Balls in play can travel one of three ways: on the ground, on a line drive (minimal arc) or on a fly ball (deeper arc). In its description of batted balls, FanGraphs says: “Generally speaking, line drives go for hits most often, ground balls go for hits more often than fly balls, and fly balls are more productive than ground balls when they do go for hits (i.e. extra base hits).”
Do line drives really go for hits most often? For argument’s sake, let’s just say they do. That being the case, I proposed this thesis:
1. The team that hits the most line drives will also score the most runs in their respective league.
After some research, I found that only three times since 2012 has a league line-drive percentage leader also finished in the top five in runs scored (Detroit Tigers in 2013 and 2014, and the St. Louis Cardinals in 2013).
So there went that theory. But I wanted to dig a little deeper (shocker, I know) and came up with a revised thesis:
1a. Line drives are directly responsible for more runs for a team than their fly ball or ground ball counterparts.
I tested this statement in the American and National Leagues, using a small, seven-day sample size. The Tigers and the San Francisco Giants were the teams I chose since they were leading their respective leagues in line-drive percentage at the time this data was compiled.
I also took some liberties when considering what batted balls to count. For example, I didn’t count pop ups or line drives to an infielder, since neither of those outcomes typically result in a run scored. Sacrifice flies were counted as fly balls, even if the ball’s arc was flat. As far as what constituted a line drive and what constituted a fly ball, I based it off MLB.com’s play-by-play application.
Here were my results, displayed in a chart:
When analyzing these stats, I devised a ratio to put these numbers into perspective. Batted Ball Type per Run Scored shows the frequency with which a team scored a run off a particular batted ball. The Giants hit 67 line drives, scoring 22 runs for a 3.04 line drives/run scored. The Tigers hit 35 line drives, scoring six runs for a 5.83 line drives/run scored. So in this case, the Giants were a more efficient run-scoring team off of line drives than the Tigers were.

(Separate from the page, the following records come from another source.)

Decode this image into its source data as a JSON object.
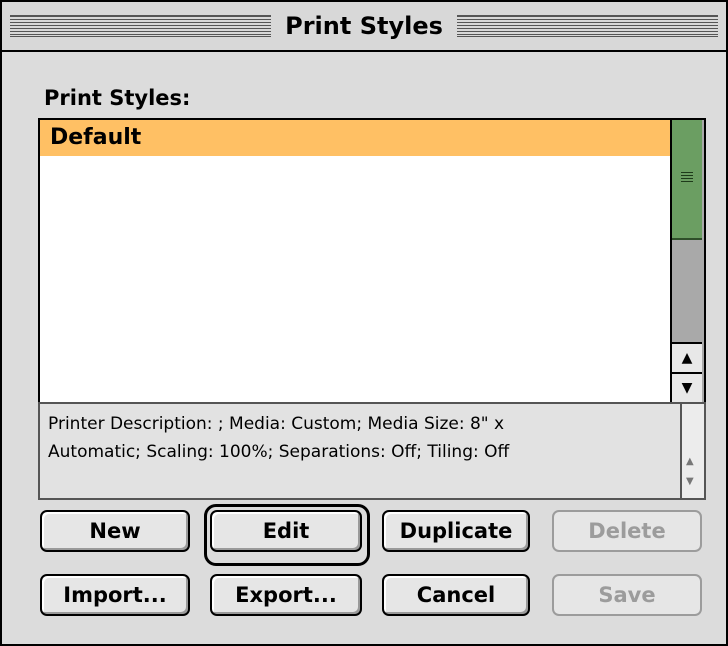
{
  "window": {
    "title": "Print Styles"
  },
  "list": {
    "label": "Print Styles:",
    "items": [
      "Default"
    ],
    "selected_index": 0
  },
  "description": {
    "line1": "Printer Description: ;  Media: Custom;  Media Size: 8\" x",
    "line2": "Automatic;  Scaling: 100%;  Separations: Off;  Tiling: Off"
  },
  "buttons": {
    "new": "New",
    "edit": "Edit",
    "duplicate": "Duplicate",
    "delete": "Delete",
    "import": "Import...",
    "export": "Export...",
    "cancel": "Cancel",
    "save": "Save"
  },
  "colors": {
    "selection": "#ffc064",
    "scroll_thumb": "#6b9e62"
  },
  "icons": {
    "up_arrow": "up-arrow-icon",
    "down_arrow": "down-arrow-icon",
    "grip": "scroll-grip-icon"
  }
}
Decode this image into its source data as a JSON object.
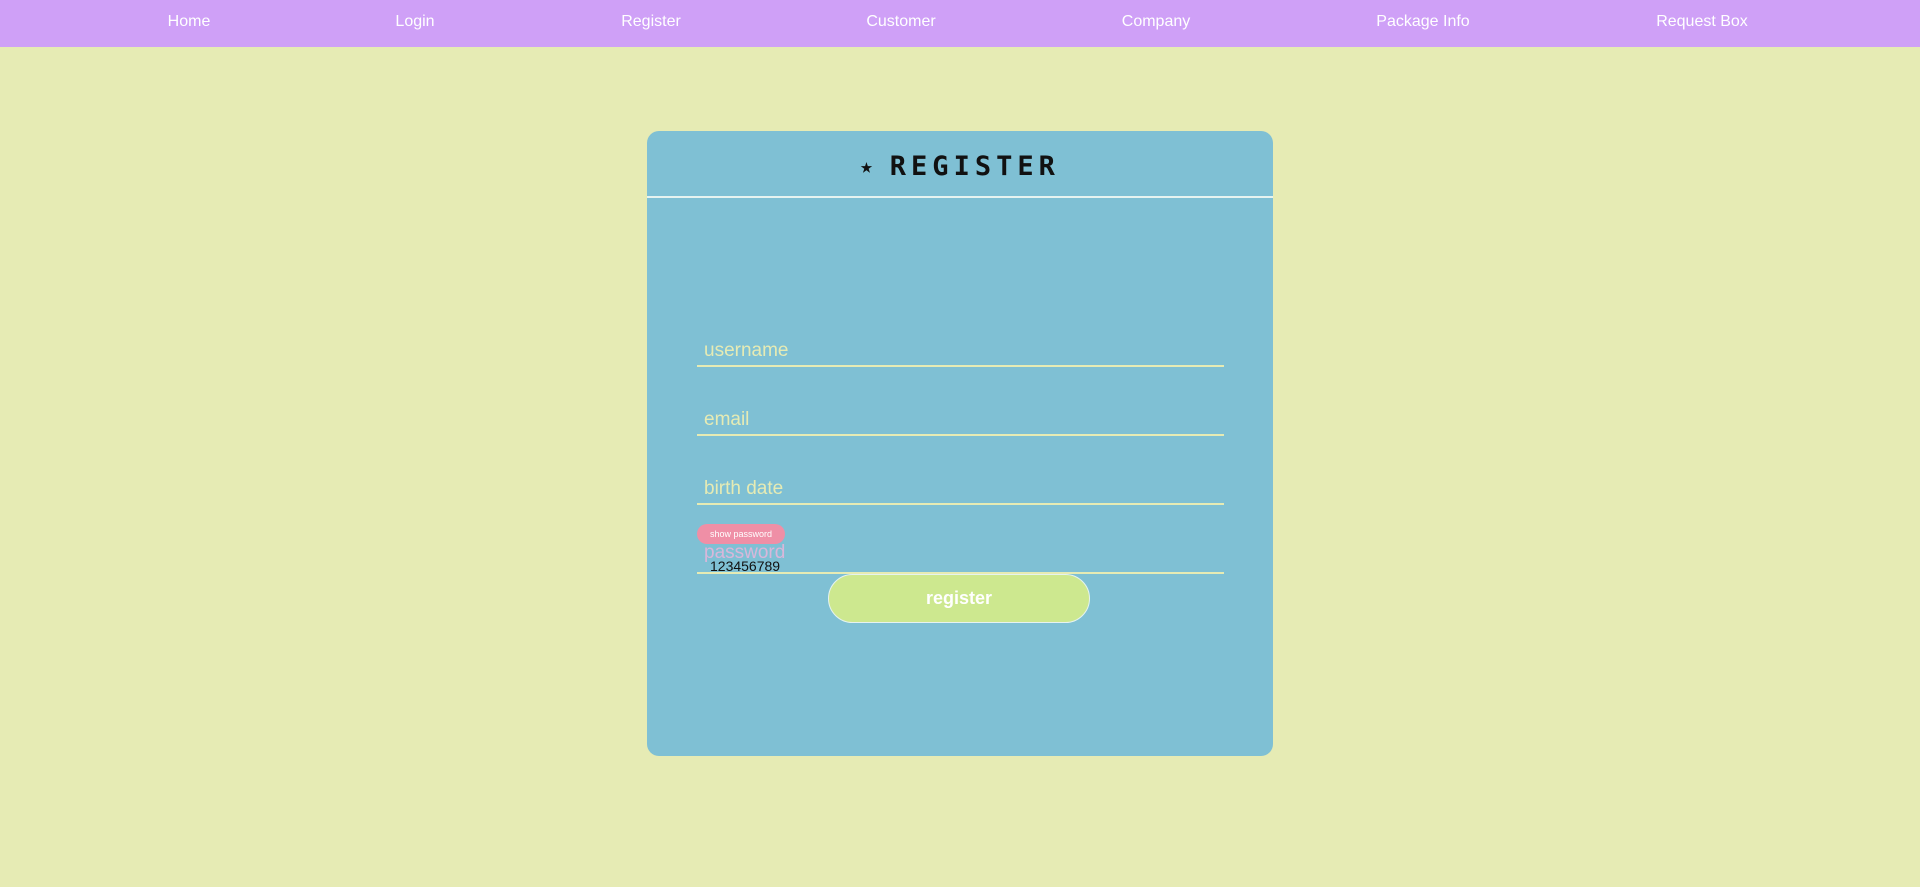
{
  "nav": {
    "items": [
      {
        "label": "Home"
      },
      {
        "label": "Login"
      },
      {
        "label": "Register"
      },
      {
        "label": "Customer"
      },
      {
        "label": "Company"
      },
      {
        "label": "Package Info"
      },
      {
        "label": "Request Box"
      }
    ]
  },
  "form": {
    "title": "REGISTER",
    "star_icon": "★",
    "fields": {
      "username": {
        "label": "username",
        "value": ""
      },
      "email": {
        "label": "email",
        "value": ""
      },
      "birth_date": {
        "label": "birth date",
        "value": ""
      },
      "password": {
        "label": "password",
        "value": "123456789"
      }
    },
    "show_password_label": "show password",
    "submit_label": "register"
  },
  "colors": {
    "background": "#e6ebb4",
    "navbar": "#cfa0f7",
    "card": "#7fc0d4",
    "show_password_button": "#ef8fa6",
    "register_button": "#cde88f"
  }
}
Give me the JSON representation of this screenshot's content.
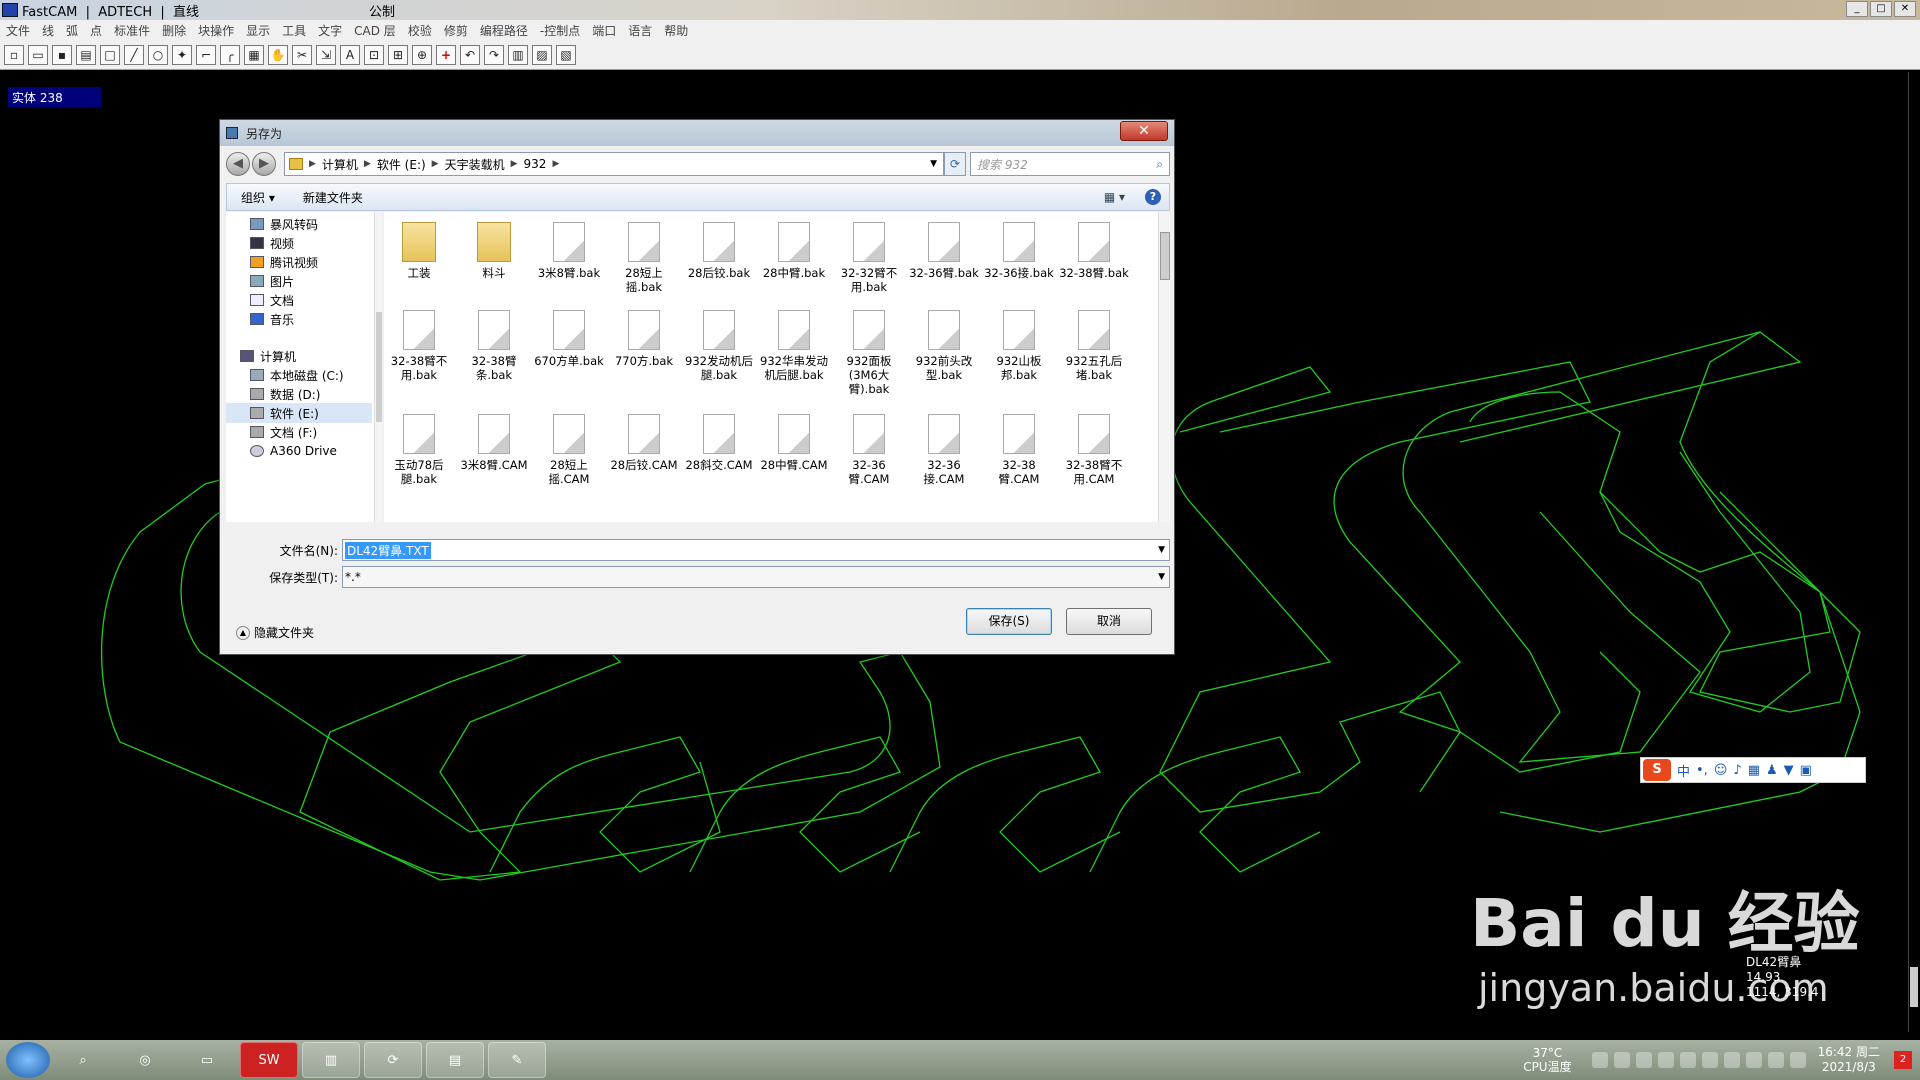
{
  "app": {
    "title": "FastCAM  |  ADTECH  |  直线",
    "unit": "公制"
  },
  "menu": [
    "文件",
    "线",
    "弧",
    "点",
    "标准件",
    "删除",
    "块操作",
    "显示",
    "工具",
    "文字",
    "CAD 层",
    "校验",
    "修剪",
    "编程路径",
    "-控制点",
    "端口",
    "语言",
    "帮助"
  ],
  "toolbar": {
    "icons": [
      "new-file-icon",
      "open-folder-icon",
      "save-icon",
      "print-icon",
      "rectangle-icon",
      "line-icon",
      "circle-icon",
      "point-icon",
      "chamfer-icon",
      "fillet-icon",
      "fill-icon",
      "hand-icon",
      "trim-icon",
      "export-icon",
      "text-icon",
      "zoom-window-icon",
      "zoom-all-icon",
      "zoom-icon",
      "add-icon",
      "undo-icon",
      "redo-icon",
      "path-icon",
      "chart-icon",
      "output-icon"
    ],
    "text_label": "A",
    "add_label": "+"
  },
  "canvas": {
    "entity_label": "实体  238",
    "line_color": "#22cc22"
  },
  "dialog": {
    "title": "另存为",
    "close_label": "✕",
    "breadcrumb": [
      "计算机",
      "软件 (E:)",
      "天宇装载机",
      "932"
    ],
    "search_placeholder": "搜索 932",
    "commands": {
      "organize": "组织 ▾",
      "new_folder": "新建文件夹"
    },
    "nav_items": [
      {
        "label": "暴风转码",
        "icon": "video-converter-icon"
      },
      {
        "label": "视频",
        "icon": "video-library-icon"
      },
      {
        "label": "腾讯视频",
        "icon": "tencent-video-icon"
      },
      {
        "label": "图片",
        "icon": "pictures-icon"
      },
      {
        "label": "文档",
        "icon": "documents-icon"
      },
      {
        "label": "音乐",
        "icon": "music-icon"
      },
      {
        "label": "计算机",
        "icon": "computer-icon"
      },
      {
        "label": "本地磁盘 (C:)",
        "icon": "drive-icon"
      },
      {
        "label": "数据 (D:)",
        "icon": "drive-icon"
      },
      {
        "label": "软件 (E:)",
        "icon": "drive-icon"
      },
      {
        "label": "文档 (F:)",
        "icon": "drive-icon"
      },
      {
        "label": "A360 Drive",
        "icon": "cloud-drive-icon"
      }
    ],
    "files_row1": [
      "工装",
      "料斗",
      "3米8臂.bak",
      "28短上摇.bak",
      "28后铰.bak",
      "28中臂.bak",
      "32-32臂不用.bak",
      "32-36臂.bak",
      "32-36接.bak",
      "32-38臂.bak"
    ],
    "files_row2": [
      "32-38臂不用.bak",
      "32-38臂条.bak",
      "670方单.bak",
      "770方.bak",
      "932发动机后腿.bak",
      "932华串发动机后腿.bak",
      "932面板(3M6大臂).bak",
      "932前头改型.bak",
      "932山板邦.bak",
      "932五孔后堵.bak"
    ],
    "files_row3": [
      "玉动78后腿.bak",
      "3米8臂.CAM",
      "28短上摇.CAM",
      "28后铰.CAM",
      "28斜交.CAM",
      "28中臂.CAM",
      "32-36臂.CAM",
      "32-36接.CAM",
      "32-38臂.CAM",
      "32-38臂不用.CAM"
    ],
    "filename_label": "文件名(N):",
    "filename_value": "DL42臂鼻.TXT",
    "filetype_label": "保存类型(T):",
    "filetype_value": "*.*",
    "save_label": "保存(S)",
    "cancel_label": "取消",
    "hide_folders_label": "隐藏文件夹"
  },
  "ime": {
    "logo": "S",
    "mode": "中"
  },
  "watermark": {
    "brand": "Bai du 经验",
    "url": "jingyan.baidu.com"
  },
  "readout": {
    "line1": "DL42臂鼻",
    "line2": "14.93",
    "line3": "1114, 319.4"
  },
  "taskbar": {
    "apps": [
      "search-icon",
      "browser-icon",
      "camera-icon",
      "solidworks-icon",
      "explorer-icon",
      "refresh-app-icon",
      "fastcam-icon",
      "paint-icon"
    ],
    "sw_label": "SW",
    "temp": "37°C",
    "temp_label": "CPU温度",
    "time": "16:42 周二",
    "date": "2021/8/3",
    "notify": "2"
  }
}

What does all this mean? In the grand scheme of life, it means absolutely nothing. In terms of baseball statistics, based on this experiment, I wouldn’t say that line drives ARE directly responsible for more team runs than ground balls or fly balls.
Now if only there was a way to use this batted-ball information to your advantage. Ah-ha! Enter MLB.com. The website hosts a contest called Beat the Streak (registration required, but that’s FREE), where you pick at least one player to get at least one hit per day. If you’re successful for five days in a row, you’ll win MLB.com swag, 10 days in a row means more swag, and so on. Available in the App Store and Google Play, download it and make your picks. If you need help making your picks for that day’s games, you can pick one of the Top Picks, the most popular selections among other contestants for that day. Additionally, you can filter players and essentially say, ‘Show me all hitters, playing at home, who have a .300 average against the starting pitcher.’ Of course you could do neither of these and take a shot in the dark. While researching players for your selection won’t guarantee that player gets a hit, understanding a few key metrics can certainly improve your chances.
One of those key metrics is Batting Average on Balls in Play, or BABIP. While I’ve written about BABIP as a whole a few times, I haven’t touched on BABIP by batted ball type. Going back to my experiment, the Tigers’ BABIP on line drives was .629 while the Giants’ was .716. That means, on average, if 10 line drives went into the outfield, six or seven of them resulted in a hit. You’d take those odds wouldn’t you? When you compare those numbers to the teams’ ground ball and fly ball BABIPs, it’s not even close.
While line-drive rate may not be a great indicator of an entire team’s run-scoring prowess, it can show how proficient a player is at getting on base. According to FanGraphs, the average line-drive rate in the NL this year is 20.7%. Of the top 30 hits leaders in the NL this season, 20 have line-drive rates above average (as of 5/24). It’s a little murkier in the AL, as only 17 of the top 30 hits leaders have line-drive rates above average (as of 5/25). That being said, it’s definitely worth taking line-drive rate into consideration for your Beat the Streak selection.
To the casual fan, I challenge you to take note of batted ball statistics for your favorite player as you can tell how well they’re “seeing the ball” from the pitcher. To the person who no longer has the time to play in a fantasy baseball league, good luck picking your players in Beat the Streak. Beat the Streak positions itself as “15 seconds a day, $5.6 million reasons to play.”
Fifteen seconds? Do you like half-assing things or would you prefer actually trying to win something?